Remembrance Sunday is a day for the nation to remember and honour those who made the ultimate sacrifice to secure and protect our freedom.

Our Remembrance started on Sunday with a  moving and poignant Remembrance Service at St. Giles' church, Imber. Well done to the Warminster Music brass ensemble who played beautifully in rather chilly conditions.

This was then followed by a parade and service in Warminster town.

The CCF were extremely professional as they marched through Warminster town with pride. When they arrived at the cenotaph, together with the other groups that had marched through the town, they listened solemnly as our Head Boy and Head Girl, together with the Head Boy and Head Girl from Kingdown read the names of the fallen from Warminster in the World Wars and conflicts since. 

We then commemorated the day with a whole school service on 11th November.

The Head Boy Finn Wallrafen  and Head Girl Freya Smye read the names of the the thirty nine staff and Old Verlucians that have fallen, over both World Wars.

Johannes, as the oldest pupil read out:

They shall grow not old as we that are left grow old:

age shall not weary them, nor the years condemn. 

At the going down of the sun and in the morning,

we will remember them.

Sol Martínez, the youngest pupil, stood alongside him and the Headmaster as this was read out. Colour Sergeant, Ben Austin, Senior Cadet, did the first reading. The combined School choirs from both Prep and Senior side of the School sang beautifully in a very moving tribute. 
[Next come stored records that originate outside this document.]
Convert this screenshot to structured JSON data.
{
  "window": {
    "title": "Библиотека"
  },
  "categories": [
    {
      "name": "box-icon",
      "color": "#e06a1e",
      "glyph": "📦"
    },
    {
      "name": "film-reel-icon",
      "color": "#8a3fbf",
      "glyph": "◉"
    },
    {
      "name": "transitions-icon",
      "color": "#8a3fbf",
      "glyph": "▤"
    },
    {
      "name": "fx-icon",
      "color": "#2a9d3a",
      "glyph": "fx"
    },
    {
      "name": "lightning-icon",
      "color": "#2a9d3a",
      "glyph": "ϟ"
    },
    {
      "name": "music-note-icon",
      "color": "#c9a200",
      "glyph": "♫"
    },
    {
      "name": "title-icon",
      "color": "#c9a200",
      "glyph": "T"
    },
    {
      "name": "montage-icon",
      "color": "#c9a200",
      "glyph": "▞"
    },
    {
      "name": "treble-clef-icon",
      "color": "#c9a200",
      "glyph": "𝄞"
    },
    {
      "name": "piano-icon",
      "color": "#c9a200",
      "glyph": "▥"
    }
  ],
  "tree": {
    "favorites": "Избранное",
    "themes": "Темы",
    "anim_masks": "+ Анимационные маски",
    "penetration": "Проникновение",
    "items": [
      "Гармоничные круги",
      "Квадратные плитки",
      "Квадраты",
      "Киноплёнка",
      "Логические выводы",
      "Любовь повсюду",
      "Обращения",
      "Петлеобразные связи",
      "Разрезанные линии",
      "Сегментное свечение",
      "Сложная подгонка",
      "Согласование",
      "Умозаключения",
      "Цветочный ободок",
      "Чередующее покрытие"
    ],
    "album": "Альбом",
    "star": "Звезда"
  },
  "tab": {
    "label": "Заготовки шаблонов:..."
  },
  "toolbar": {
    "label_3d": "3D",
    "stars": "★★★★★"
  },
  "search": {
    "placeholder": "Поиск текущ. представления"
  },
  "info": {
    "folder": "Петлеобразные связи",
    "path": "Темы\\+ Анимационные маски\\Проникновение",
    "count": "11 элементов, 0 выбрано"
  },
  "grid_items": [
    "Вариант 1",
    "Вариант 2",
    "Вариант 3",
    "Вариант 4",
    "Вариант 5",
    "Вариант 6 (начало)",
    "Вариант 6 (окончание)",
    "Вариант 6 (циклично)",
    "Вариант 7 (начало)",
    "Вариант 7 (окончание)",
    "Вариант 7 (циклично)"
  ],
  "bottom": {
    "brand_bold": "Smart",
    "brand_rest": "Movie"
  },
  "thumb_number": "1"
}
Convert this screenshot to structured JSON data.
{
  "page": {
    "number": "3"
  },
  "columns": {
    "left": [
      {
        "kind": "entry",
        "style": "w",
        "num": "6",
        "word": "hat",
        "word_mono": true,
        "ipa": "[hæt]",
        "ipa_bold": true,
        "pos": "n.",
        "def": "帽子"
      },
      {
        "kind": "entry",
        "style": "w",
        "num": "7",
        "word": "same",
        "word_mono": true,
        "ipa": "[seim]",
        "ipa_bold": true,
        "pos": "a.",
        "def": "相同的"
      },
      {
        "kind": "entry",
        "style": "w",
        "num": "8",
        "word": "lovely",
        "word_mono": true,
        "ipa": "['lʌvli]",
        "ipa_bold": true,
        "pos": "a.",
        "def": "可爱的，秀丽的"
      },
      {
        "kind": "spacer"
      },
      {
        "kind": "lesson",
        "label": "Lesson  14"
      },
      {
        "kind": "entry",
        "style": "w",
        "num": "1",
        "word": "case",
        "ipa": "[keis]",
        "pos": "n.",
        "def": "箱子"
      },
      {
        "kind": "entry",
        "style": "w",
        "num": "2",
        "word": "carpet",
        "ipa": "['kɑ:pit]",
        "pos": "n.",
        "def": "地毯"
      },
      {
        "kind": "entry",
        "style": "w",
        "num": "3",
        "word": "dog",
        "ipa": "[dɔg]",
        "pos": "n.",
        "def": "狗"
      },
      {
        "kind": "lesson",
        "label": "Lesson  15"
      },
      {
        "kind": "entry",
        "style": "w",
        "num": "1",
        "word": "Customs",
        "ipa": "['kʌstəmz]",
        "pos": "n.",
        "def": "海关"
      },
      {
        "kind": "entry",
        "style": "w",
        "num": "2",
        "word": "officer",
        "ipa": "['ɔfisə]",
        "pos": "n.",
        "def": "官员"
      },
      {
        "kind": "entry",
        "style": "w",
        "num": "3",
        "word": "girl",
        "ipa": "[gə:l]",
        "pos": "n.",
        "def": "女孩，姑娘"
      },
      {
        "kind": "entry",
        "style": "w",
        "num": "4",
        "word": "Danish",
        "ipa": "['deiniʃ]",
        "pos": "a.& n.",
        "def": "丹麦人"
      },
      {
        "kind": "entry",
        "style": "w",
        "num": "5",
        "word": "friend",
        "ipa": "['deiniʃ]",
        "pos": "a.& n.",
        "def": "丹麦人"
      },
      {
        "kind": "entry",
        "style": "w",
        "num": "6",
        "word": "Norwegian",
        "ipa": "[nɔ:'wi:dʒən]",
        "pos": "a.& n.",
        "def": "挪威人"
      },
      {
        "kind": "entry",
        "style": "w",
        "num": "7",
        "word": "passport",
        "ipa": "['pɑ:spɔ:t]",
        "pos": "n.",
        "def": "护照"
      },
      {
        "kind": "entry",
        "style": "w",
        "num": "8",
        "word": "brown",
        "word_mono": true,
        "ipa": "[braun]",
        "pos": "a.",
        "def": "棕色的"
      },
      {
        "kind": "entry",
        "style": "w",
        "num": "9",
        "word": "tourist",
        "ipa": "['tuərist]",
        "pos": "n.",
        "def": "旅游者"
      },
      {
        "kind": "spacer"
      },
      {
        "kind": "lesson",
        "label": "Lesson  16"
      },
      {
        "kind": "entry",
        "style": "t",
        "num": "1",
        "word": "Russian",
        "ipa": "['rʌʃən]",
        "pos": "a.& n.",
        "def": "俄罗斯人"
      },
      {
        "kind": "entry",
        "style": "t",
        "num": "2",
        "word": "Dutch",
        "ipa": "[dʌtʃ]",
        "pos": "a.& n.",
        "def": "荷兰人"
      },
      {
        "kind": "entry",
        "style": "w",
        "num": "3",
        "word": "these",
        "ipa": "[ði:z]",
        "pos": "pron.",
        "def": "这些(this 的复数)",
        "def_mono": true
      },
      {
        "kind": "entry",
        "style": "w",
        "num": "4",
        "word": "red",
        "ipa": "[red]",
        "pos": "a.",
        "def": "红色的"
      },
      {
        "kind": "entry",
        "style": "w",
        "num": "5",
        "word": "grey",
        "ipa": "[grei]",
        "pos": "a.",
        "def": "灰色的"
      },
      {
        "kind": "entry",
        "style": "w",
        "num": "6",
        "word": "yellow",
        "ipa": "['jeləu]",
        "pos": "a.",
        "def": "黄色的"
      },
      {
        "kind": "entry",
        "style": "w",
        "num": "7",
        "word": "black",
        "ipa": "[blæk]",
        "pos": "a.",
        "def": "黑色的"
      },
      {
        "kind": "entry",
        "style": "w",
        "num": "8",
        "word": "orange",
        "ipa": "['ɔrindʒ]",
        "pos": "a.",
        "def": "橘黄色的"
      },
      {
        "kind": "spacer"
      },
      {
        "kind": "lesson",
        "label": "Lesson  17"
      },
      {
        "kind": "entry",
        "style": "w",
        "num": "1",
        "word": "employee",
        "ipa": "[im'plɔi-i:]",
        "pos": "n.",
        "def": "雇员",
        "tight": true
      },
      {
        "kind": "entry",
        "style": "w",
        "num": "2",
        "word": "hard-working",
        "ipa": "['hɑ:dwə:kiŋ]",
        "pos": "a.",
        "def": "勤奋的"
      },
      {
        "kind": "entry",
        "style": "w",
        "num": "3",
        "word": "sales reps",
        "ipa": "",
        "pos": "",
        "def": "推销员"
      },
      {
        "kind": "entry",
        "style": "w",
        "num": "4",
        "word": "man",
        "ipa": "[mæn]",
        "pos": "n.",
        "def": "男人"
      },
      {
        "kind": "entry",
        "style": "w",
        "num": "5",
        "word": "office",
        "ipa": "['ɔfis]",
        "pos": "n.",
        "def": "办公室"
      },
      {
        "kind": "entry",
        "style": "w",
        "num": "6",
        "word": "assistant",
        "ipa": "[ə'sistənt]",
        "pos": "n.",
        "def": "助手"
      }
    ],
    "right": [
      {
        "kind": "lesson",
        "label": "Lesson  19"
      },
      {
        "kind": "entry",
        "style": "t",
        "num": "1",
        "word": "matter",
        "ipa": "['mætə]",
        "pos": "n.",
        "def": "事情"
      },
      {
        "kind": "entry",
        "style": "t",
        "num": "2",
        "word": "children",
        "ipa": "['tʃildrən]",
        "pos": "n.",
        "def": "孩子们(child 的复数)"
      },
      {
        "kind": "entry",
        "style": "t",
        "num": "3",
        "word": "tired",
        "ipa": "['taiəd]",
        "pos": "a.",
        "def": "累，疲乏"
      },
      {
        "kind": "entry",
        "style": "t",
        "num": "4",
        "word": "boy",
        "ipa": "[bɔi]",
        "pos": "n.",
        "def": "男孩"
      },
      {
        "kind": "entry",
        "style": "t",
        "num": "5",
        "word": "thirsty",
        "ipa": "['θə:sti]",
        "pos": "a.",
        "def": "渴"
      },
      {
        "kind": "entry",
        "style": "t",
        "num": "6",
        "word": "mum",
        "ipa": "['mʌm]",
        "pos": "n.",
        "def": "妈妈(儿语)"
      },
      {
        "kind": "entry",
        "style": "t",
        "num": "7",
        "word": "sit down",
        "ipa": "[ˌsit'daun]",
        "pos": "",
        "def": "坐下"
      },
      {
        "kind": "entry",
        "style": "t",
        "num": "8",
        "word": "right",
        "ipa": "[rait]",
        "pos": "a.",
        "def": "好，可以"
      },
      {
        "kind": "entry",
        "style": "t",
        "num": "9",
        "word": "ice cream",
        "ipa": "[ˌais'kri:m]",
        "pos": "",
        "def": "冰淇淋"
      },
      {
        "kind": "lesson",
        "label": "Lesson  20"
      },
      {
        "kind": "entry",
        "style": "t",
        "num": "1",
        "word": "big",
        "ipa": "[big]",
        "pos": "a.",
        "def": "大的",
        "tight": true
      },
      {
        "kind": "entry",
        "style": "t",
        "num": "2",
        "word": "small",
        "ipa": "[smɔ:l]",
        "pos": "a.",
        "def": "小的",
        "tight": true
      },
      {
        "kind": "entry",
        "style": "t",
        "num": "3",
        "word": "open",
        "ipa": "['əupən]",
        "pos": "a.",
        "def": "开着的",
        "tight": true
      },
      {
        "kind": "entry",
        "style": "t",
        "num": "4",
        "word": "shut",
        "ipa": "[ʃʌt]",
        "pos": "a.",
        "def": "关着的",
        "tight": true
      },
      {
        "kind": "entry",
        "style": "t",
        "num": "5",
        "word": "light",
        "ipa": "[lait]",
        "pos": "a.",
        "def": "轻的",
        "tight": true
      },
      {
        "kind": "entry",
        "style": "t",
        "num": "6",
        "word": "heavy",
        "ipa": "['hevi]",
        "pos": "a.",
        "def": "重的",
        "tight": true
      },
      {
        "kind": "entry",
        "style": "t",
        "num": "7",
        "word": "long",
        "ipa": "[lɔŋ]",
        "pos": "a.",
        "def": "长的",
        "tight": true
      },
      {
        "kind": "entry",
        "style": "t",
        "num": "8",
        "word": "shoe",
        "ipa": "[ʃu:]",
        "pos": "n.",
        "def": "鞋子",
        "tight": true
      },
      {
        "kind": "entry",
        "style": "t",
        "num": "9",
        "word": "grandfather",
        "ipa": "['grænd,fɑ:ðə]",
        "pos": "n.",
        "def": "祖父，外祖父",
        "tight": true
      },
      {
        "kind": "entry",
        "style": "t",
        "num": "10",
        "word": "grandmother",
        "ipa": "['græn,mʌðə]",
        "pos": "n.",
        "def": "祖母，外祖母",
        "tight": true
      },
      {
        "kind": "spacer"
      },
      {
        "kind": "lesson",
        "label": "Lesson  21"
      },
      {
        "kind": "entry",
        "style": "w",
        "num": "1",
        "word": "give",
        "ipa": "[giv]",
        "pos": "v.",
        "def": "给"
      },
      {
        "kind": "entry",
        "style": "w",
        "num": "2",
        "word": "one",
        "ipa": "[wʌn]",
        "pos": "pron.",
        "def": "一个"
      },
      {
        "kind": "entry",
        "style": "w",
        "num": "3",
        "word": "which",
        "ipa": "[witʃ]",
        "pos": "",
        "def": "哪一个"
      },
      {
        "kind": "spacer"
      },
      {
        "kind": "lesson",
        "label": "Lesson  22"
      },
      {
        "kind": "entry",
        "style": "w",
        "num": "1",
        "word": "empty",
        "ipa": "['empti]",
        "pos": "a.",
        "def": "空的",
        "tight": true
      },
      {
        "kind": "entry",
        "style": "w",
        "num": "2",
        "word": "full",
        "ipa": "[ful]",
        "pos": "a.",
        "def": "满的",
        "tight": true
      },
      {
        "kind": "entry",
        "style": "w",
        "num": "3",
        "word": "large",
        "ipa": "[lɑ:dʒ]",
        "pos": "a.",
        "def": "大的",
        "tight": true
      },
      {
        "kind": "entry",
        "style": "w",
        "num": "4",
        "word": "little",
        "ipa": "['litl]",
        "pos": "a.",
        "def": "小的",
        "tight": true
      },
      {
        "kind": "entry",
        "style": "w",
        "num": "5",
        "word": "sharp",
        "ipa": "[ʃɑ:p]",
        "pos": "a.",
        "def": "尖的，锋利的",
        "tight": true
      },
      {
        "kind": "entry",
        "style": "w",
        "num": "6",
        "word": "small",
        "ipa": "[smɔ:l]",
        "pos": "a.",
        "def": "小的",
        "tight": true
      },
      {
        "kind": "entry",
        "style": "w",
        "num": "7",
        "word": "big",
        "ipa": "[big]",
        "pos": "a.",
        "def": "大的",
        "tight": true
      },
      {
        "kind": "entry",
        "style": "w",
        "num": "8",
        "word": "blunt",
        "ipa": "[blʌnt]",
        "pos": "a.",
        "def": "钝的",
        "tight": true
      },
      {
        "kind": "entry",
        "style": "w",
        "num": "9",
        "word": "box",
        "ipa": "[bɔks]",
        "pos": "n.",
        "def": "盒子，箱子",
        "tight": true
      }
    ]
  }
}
It was wonderful to see the church full of pupils, staff and parents wearing their poppies with pride. Over the years the old paper poppy that we traditionally wore has developed and we can now get different shapes, sizes and regimental ones to name but a few.

But why do we wear the poppy?

The reason poppies are used to remember those who have given their lives in battle is because they are the flowers which grew on the battlefields after World War One ended. This is described in the famous World War One poem In Flanders Fields. Ever since then, they have come to be a symbol of remembering not just those who gave their lives in World War One, but all those who have died on behalf of their country. Some people say you should wear your poppy from 31 October. Others say you should wear it in the 11 days leading up to Remembrance Day. Some believe you shouldn't wear one until after Bonfire night on 5 November. The Royal British Legion state if you want to wear a poppy, you may wear it any time you like.